Villa Musa così ho deciso di ribattezzare in via personale questo luogo magico. Edificata nel XVI secolo è stata luogo di feste e cerimonie presiedute dai Cardinali della casa ducale del paese.
Verso la fine del XVI secolo e gli inizi del XVII un nobile genovese costruisce su un colle una dimora esclusiva, adibita a svago e a banchetti. L’ampio parco con i suoi viali, ora boschi incolti, i portici maestosi ora perduti, impressionarono persino il principe Carlo I Cybo-Malaspina che nel 1637 acquistò la residenza. L’architetto di questa singolare e affascinante struttura, che si manterrà fino al XIX secolo è Alessandro B. Lo sfarzo manifestato e i debiti sempre più incombenti fanno precipitare la villa e la casata dei Malaspina in un periodo buio tanto da cercare di vendere lo stato alla corona inglese. Nel 1721 per rimediare ai troppi debiti, gran parte delle statue che ornavano il loggiato sono state vendute al Vaticano e in parte ad emissari dello zar di Russia. Dopo questo sfacelo la villa venne abbandonata e sfruttata solo per le sue colture arboree e come casa di ‘campagna’. Dopo questa data la Villa è stata occupata dal colonnello inglese W. per sei anni con la clausola di restaurare gran parte della villa. I proprietari si susseguono velocemente: da un architetto ducale al conte M.,nel 1797 vengono costruite le stalle, la rimessa per le carrozze e gli alloggi per i contadini. La volta del restauro è datata 1828 mentre la Villa viene definitivamente affidata alla nobildonna G.T. nel 1844. Le informazioni reperibili su questo luogo si interrompono agli anni Sessanta, quando alcune stanze della Villa furono affittate ad uno sculture e ad un pittore.
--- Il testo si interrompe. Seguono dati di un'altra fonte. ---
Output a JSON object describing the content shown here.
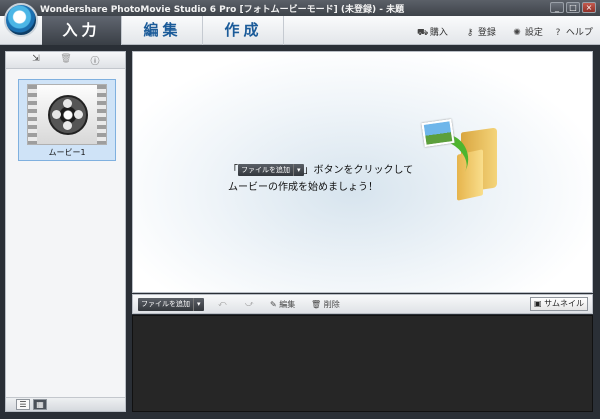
{
  "window": {
    "title": "Wondershare PhotoMovie Studio 6 Pro [フォトムービーモード] (未登録) - 未題",
    "minimize": "_",
    "maximize": "□",
    "close": "×"
  },
  "tabs": [
    {
      "label": "入力",
      "active": true
    },
    {
      "label": "編集",
      "active": false
    },
    {
      "label": "作成",
      "active": false
    }
  ],
  "nav_links": {
    "buy": "購入",
    "register": "登録",
    "settings": "設定",
    "help": "ヘルプ"
  },
  "left_panel": {
    "media_items": [
      {
        "label": "ムービー1"
      }
    ]
  },
  "preview": {
    "message_prefix": "「",
    "message_button": "ファイルを追加",
    "message_line1_suffix": "」ボタンをクリックして",
    "message_line2": "ムービーの作成を始めましょう！"
  },
  "timeline_toolbar": {
    "add_file": "ファイルを追加",
    "edit": "編集",
    "delete": "削除",
    "thumbnail": "サムネイル"
  },
  "colors": {
    "accent_blue": "#1b5b99",
    "active_tab": "#4b5159",
    "timeline_bg": "#262626",
    "arrow_green": "#4db52e"
  }
}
Non mi sorprende che ad oggi la Villa sia dominata dall’incuria: una ricevuta del ‘54 segnala che i proprietari spesero 40.000 Lire solo di alberi e fiori per adornare il parco. Inoltre dal ’53 ad anno ancora da definire la dimora signorile è stata adibita a pensione-albergo.
Considero questo luogo un nuovo mondo palpitante di empatia e ricco di sapere la cui chiave di accesso è dispersa nei labirintici giardini, tra i gradini nascosti, e nelle lettere sigillate con cera lacca vermiglia.